I am having nested json as source in gzip format. In Synapse pipeline I am using the dataflow activity where I have mentioned the compression type as gzip in the source dataset. The pipeline was executing fine for small size files under 10MB. When I tried to execute pipeline for a large gzip file about 89MB.
The dataflow activity failed with below error:
Error1 {"message":"Job failed due to reason: Cluster ran into out of memory issue during execution,
please retry using an integration runtime with bigger core count and/or memory optimized compute type.

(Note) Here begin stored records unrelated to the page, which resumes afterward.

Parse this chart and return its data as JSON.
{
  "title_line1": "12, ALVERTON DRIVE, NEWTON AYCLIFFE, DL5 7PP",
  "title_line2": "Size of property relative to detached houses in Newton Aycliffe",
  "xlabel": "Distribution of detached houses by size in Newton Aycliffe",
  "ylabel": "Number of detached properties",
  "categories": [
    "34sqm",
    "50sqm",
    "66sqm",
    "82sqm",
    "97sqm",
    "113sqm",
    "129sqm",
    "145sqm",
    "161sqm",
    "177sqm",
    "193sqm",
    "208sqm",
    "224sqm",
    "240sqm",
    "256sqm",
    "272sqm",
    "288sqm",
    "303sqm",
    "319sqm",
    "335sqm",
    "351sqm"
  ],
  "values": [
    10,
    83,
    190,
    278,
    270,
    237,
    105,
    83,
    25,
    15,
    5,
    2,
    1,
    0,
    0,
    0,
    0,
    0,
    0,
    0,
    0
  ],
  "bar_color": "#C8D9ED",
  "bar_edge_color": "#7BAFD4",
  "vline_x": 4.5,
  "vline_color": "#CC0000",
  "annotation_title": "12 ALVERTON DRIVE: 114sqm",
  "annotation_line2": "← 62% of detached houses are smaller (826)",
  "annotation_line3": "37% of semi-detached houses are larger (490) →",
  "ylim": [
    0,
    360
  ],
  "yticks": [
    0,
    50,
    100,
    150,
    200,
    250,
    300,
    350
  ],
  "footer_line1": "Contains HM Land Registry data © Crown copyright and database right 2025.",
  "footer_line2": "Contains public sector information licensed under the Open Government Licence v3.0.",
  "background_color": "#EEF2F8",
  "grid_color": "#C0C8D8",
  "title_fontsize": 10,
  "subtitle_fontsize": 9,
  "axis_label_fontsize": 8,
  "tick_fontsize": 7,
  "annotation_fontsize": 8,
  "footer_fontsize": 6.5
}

Details:null","failureType":"UserError","target":"df_flatten_inf_provider_references_gz","errorCode":"DF-Executor-OutOfMemoryError"}
Requesting for your help and guidance.
To resolve Error1, I tried Azure integration runtime with bigger core count (128+16 cores) and memory optimized compute type but still the same error. I thought it could be too intensive to read json directly from gzip so I tried a basic copy data activity to decompress the gzip file first but still its failing with the same error.
As per your scenario I would recommend Instead of pulling all the data from Json file, pulled from small Json files. You first partitioned your big Json file in few parts with the dataflow using Round robin partition technique. and store this files into a folder in blob storage
Data is evenly distributed among divisions while using round robin. When you don't have excellent key candidates, use round-robin to put a decent, clever partitioning scheme into place. The number of physical divisions is programmable.
And after above process use these partitioned files to perform dataflow operations with for each activity and in last merge them in a single file.
Reference: Partition in dataflow.